Snippet: HBO Max/Discovery+ Combination May Just Be Called ‘Max’ ☇

Shared on December 5, 2022

Alex Sherman & Lillian Rizzo for CNBC:

The merged platform’s expected name, “Max,” is being vetted by the company’s lawyers, according to people familiar with the matter.

Executives haven’t finalized a decision and the name could still be changed, but Max is the likely choice, said the people, who asked not to be named because the discussions are private. Some senior executives are still debating a final name, said two of the people. Internally, Warner Bros. Discovery has given the new service a code name of “BEAM” while a final name is being debated, said the people. Lawyers are vetting other names, as well.

The app itself will share similarities with Disney+’s platform, with Warner Bros. Discovery’s brands as individual tiles, the people said. HBO, Discovery, DC Comics and Warner Bros. will be among the landing hubs on the platform, the people added. […]

Chief Executive David Zaslav has cut back on HBO Max original series spending, which has helped reform HBO’s branding. Still, HBO has a limited audience that’s largely U.S. based, and the streaming service will offer much more than HBO — including reality TV from Discovery, news documentaries from CNN, movies from Warner Bros., kids programming, and possibly, eventually, live sports. Zaslav and his team see the value in making HBO a sub-brand within the larger streaming offering, said people familiar with their thinking.

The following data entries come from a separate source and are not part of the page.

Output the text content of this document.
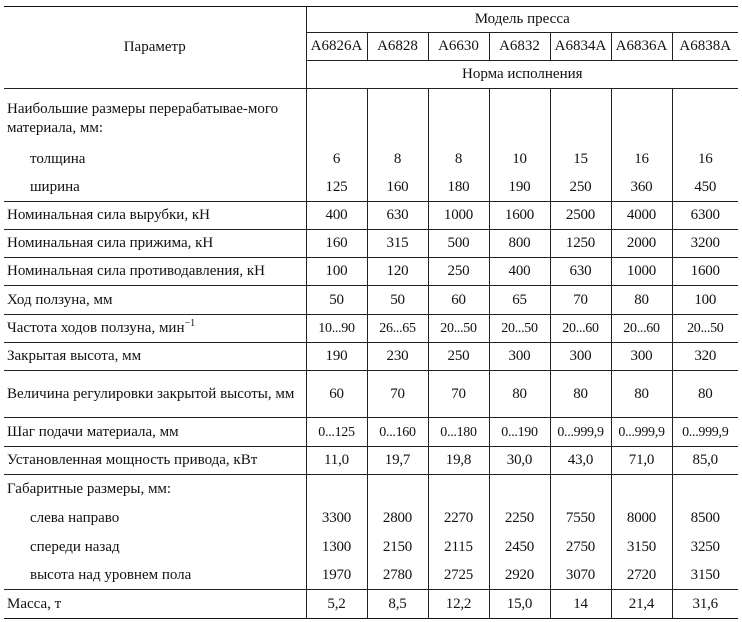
Параметр	Модель пресса						
	А6826А	А6828	А6630	А6832	А6834А	А6836А	А6838А
	Норма исполнения						
Наибольшие размеры перерабатывае-мого материала, мм:							
толщина	6	8	8	10	15	16	16
ширина	125	160	180	190	250	360	450
Номинальная сила вырубки, кН	400	630	1000	1600	2500	4000	6300
Номинальная сила прижима, кН	160	315	500	800	1250	2000	3200
Номинальная сила противодавления, кН	100	120	250	400	630	1000	1600
Ход ползуна, мм	50	50	60	65	70	80	100
Частота ходов ползуна, мин$^{-1}$	10...90	26...65	20...50	20...50	20...60	20...60	20...50
Закрытая высота, мм	190	230	250	300	300	300	320
Величина регулировки закрытой высоты, мм	60	70	70	80	80	80	80
Шаг подачи материала, мм	0...125	0...160	0...180	0...190	0...999,9	0...999,9	0...999,9
Установленная мощность привода, кВт	11,0	19,7	19,8	30,0	43,0	71,0	85,0
Габаритные размеры, мм:							
слева направо	3300	2800	2270	2250	7550	8000	8500
спереди назад	1300	2150	2115	2450	2750	3150	3250
высота над уровнем пола	1970	2780	2725	2920	3070	2720	3150
Масса, т	5,2	8,5	12,2	15,0	14	21,4	31,6
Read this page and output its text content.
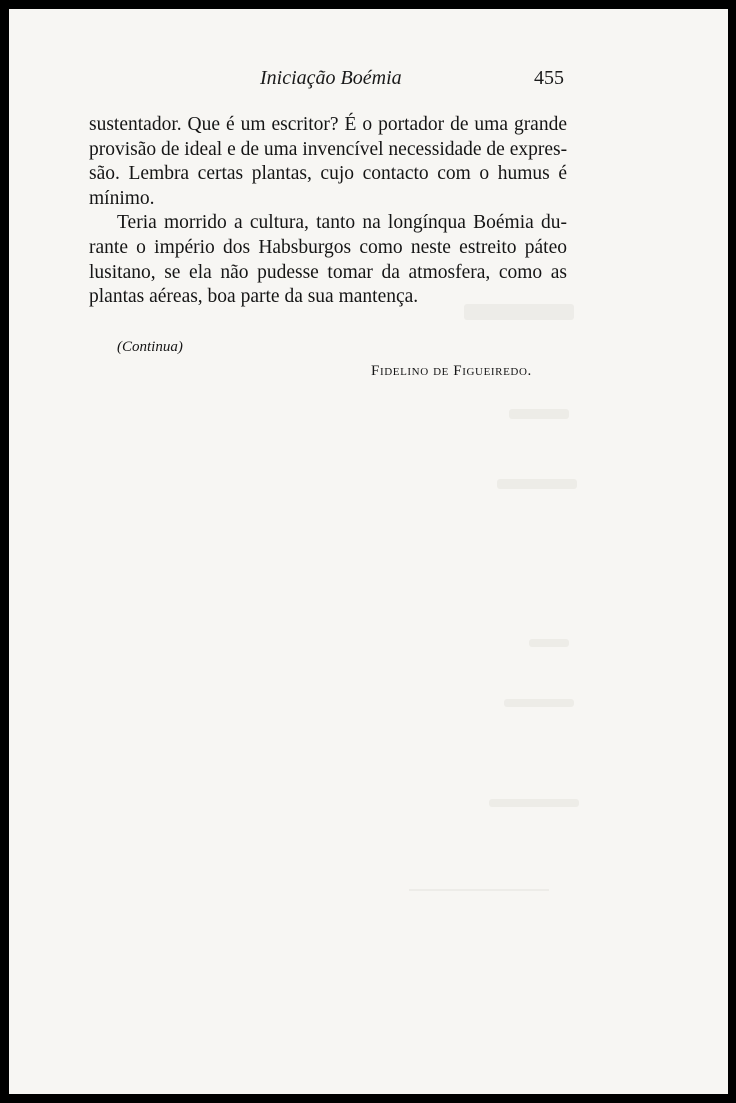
Iniciação Boémia	455
sustentador. Que é um escritor? É o portador de uma grande
provisão de ideal e de uma invencível necessidade de expres-
são. Lembra certas plantas, cujo contacto com o humus é
mínimo.
Teria morrido a cultura, tanto na longínqua Boémia du-
rante o império dos Habsburgos como neste estreito páteo
lusitano, se ela não pudesse tomar da atmosfera, como as
plantas aéreas, boa parte da sua mantença.
(Continua)
Fidelino de Figueiredo.
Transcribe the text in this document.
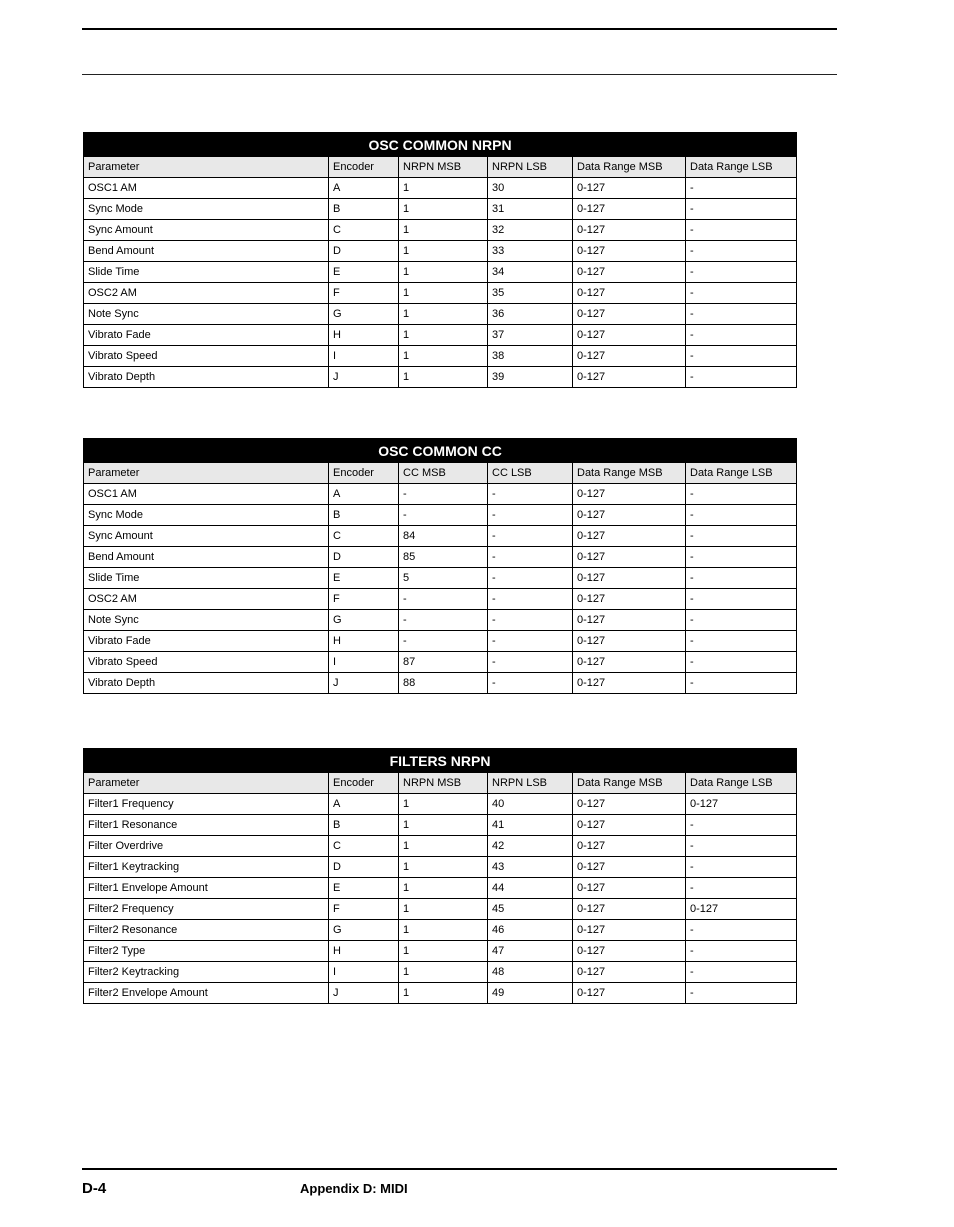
OSC COMMON NRPN					
Parameter	Encoder	NRPN MSB	NRPN LSB	Data Range MSB	Data Range LSB
OSC1 AM	A	1	30	0-127	-
Sync Mode	B	1	31	0-127	-
Sync Amount	C	1	32	0-127	-
Bend Amount	D	1	33	0-127	-
Slide Time	E	1	34	0-127	-
OSC2 AM	F	1	35	0-127	-
Note Sync	G	1	36	0-127	-
Vibrato Fade	H	1	37	0-127	-
Vibrato Speed	I	1	38	0-127	-
Vibrato Depth	J	1	39	0-127	-
OSC COMMON CC					
Parameter	Encoder	CC MSB	CC LSB	Data Range MSB	Data Range LSB
OSC1 AM	A	-	-	0-127	-
Sync Mode	B	-	-	0-127	-
Sync Amount	C	84	-	0-127	-
Bend Amount	D	85	-	0-127	-
Slide Time	E	5	-	0-127	-
OSC2 AM	F	-	-	0-127	-
Note Sync	G	-	-	0-127	-
Vibrato Fade	H	-	-	0-127	-
Vibrato Speed	I	87	-	0-127	-
Vibrato Depth	J	88	-	0-127	-
FILTERS NRPN					
Parameter	Encoder	NRPN MSB	NRPN LSB	Data Range MSB	Data Range LSB
Filter1 Frequency	A	1	40	0-127	0-127
Filter1 Resonance	B	1	41	0-127	-
Filter Overdrive	C	1	42	0-127	-
Filter1 Keytracking	D	1	43	0-127	-
Filter1 Envelope Amount	E	1	44	0-127	-
Filter2 Frequency	F	1	45	0-127	0-127
Filter2 Resonance	G	1	46	0-127	-
Filter2 Type	H	1	47	0-127	-
Filter2 Keytracking	I	1	48	0-127	-
Filter2 Envelope Amount	J	1	49	0-127	-
D-4	Appendix D: MIDI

Maybe I’m being negative, but I’m not looking forward to the end result of all of this. When HBO Max launched, I thought it had excellent content, albeit with a sometimes buggy app. Nonetheless, the mix of legacy HBO shows and some good-but-niche Max Originals created a really nice mix of content for people who gave a damn about television. Potentially, I saw it becoming a higher-brow Netflix. Instead, due to AT&T’s ineptitude, it was unloaded with a lot of debt to Discovery, Inc., creating two libraries of content that typically have vastly different audiences. In the mad scramble to be profitable, it seems the cheap-to-produce reality nonsense that has become Discovery’s signature content will probably come at the expense of a lot of the thoughtful, more expensive HBO and Max Originals content.

I also wonder if we’ll see price hikes due to the “value add” of combined content libraries that no one asked for (Discovery+ customers pay $4.99/month, while HBO Max customers pay $9.99 or $14.99/month). At that point, with all the forced bundling, one wonders if we’re just going to end up back with cable, but in a different form. Nonetheless, whatever negatives happen to HBO Max, it’s yet another promising streaming service that AT&T fumbled.